Perceptron is a parametric algorithm for solving binary classification problems whereby the label, y\in{\{-1,+1\}} [1]. The assumption of perception is that data points are linearly separable. Specifically, we can define a hyperplane that can divide the feature space into regions and each region is labeled according to the classification. Although the assumption sounds simplistic, if data points belonging to a particular class have similar characteristics and are clustered together, the hyperplane can be defined between the clusters of the two classes to classify the data points.

Essentially, given an input vector, \mathbf{x}=(x_1, x_2, …,x_d), the perceptron is a linear model that predicts the labels via

\hat{f}(\mathbf{x})=\text{sign}(w_0 + \sum_{j=1}^{d} w_jx_j)

where w_0 is the intercept also known as bias and w_jx_j is the inner product between the model’s coefficient (or weight) vector and the input vector also known as linear combination of the inputs. We can introduce a constant input, x_0 whose value is always 1. Then, the expression can be simplified as follows:

\hat{f}(x)=\text{sign}(\sum_{j=0}^{d} w_jx_j)=\mathbf{w}^T\mathbf{x}

where \mathbf{w}^T\mathbf{x} is the inner product in vector form.

\text{sign}(z) is the sign function which returns +1 if z is positive value and returns -1 if z is negative value.
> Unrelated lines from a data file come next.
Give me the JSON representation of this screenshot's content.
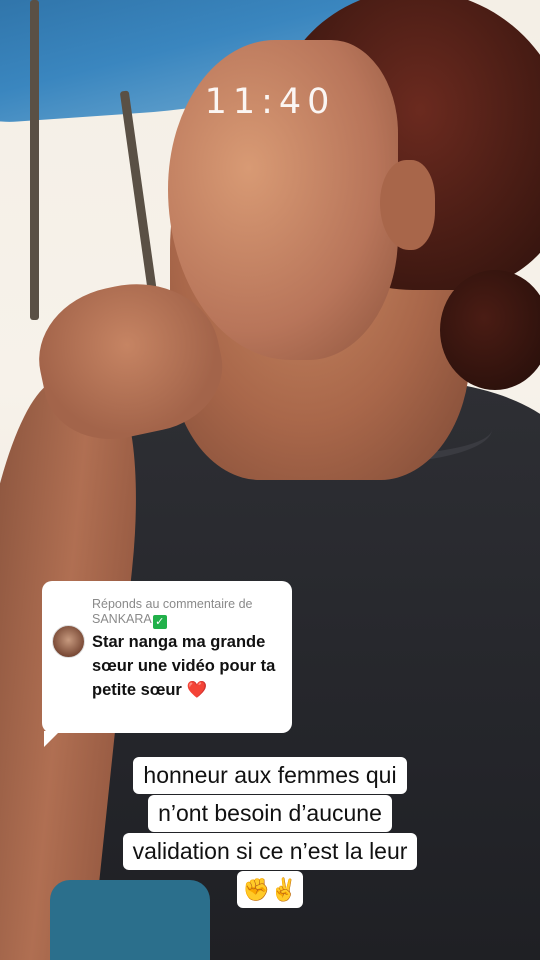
{
  "overlay": {
    "time": "11:40"
  },
  "reply_card": {
    "header": "Réponds au commentaire de SANKARA",
    "check_icon": "check-mark-icon",
    "comment": "Star nanga ma grande sœur une vidéo pour ta petite sœur",
    "heart": "❤️"
  },
  "caption": {
    "lines": [
      "honneur aux femmes qui",
      "n’ont besoin d’aucune",
      "validation si ce n’est la leur"
    ],
    "emoji": "✊✌️"
  },
  "colors": {
    "card_bg": "#ffffff",
    "check_green": "#21b04a",
    "heart_red": "#e0262d",
    "shirt": "#2e2f34"
  }
}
Thus, given a test input, \acute{x}, the classification of the input is given as follows:

\hat{f}(\acute{x})=\begin{cases} +1 & \mathbf{w}^T\mathbf{x}>0 \\ -1 & \mathbf{w}^T\mathbf{x}<0 \end{cases}

Consider a binary classification problem in Figure 1. The labels of the data points are YELLOW (+1) and PURPLE (-1). A perception model is fitted to those data points. The decision boundary is defined by \mathbf{w}^T\mathbf{x} as indicated by the red line. The input space classified as +1 is denoted by the orange shaded region while the purple shaded region denotes the input space classified as -1.

Figure 1. The decision boundary and regions of the perception are indicated by the red line and the shaded regions respectively.

Numerical Example

Consider the perception model \hat{f}(\mathbf{x})=-4+x_1+x_2. Predict the labels of the following inputs.

\mathbf{x}=\begin{bmatrix} 1&1\\1.5&1\\ 3&3\\3&4 \end{bmatrix}

\hat{f}(\mathbf{x}^1) = -4 + 1 + 1 = -2. \hat{y}^1=-1

\hat{f}(\mathbf{x}^2) = -4 + 1.5 + 1 = -1.5. \hat{y}^2=-1

\hat{f}(\mathbf{x}^3) = -4 + 3 + 3 = 2. \hat{y}^3=+1

\hat{f}(\mathbf{x}^4) = -4 + 3.5 + 3 = 3. \hat{y}^4=+1


As shown above, the weights, \mathbf{w} define the hyperplane that separates the data points. The algorithm to find the optimal weights is given as follows:

initialize weights, \mathbf{w}
while e \neq 0:
  e = 0
  for each (\mathbf{x},y) in training set:
    \hat{f}(\mathbf{x}) = \mathbf{w}^T\mathbf{x}
    if \hat{f}(\mathbf{x})\neq y:
      \mathbf{w} \leftarrow \mathbf{w} + y\odot\mathbf{x}
      e \leftarrow e + 1

First, the weights are initialized randomly. The algorithm keeps training until all instances are correctly classified. Thus, if the data is not linearly separable, the training will loop forever. For each iteration, error, e is initialized to zero, and the whole instances of the training set are classified and compared with their corresponding labels one by one. If the classification is incorrect, increment e, and the weights are updated with values of element-wise multiplication \odot between the instance and the label. Otherwise, the weights are not updated.


[1] F. Rosenblatt, “The Perceptron—a perceiving and recognizing automaton,” Cornell Aeronautical Laboratory, 1957.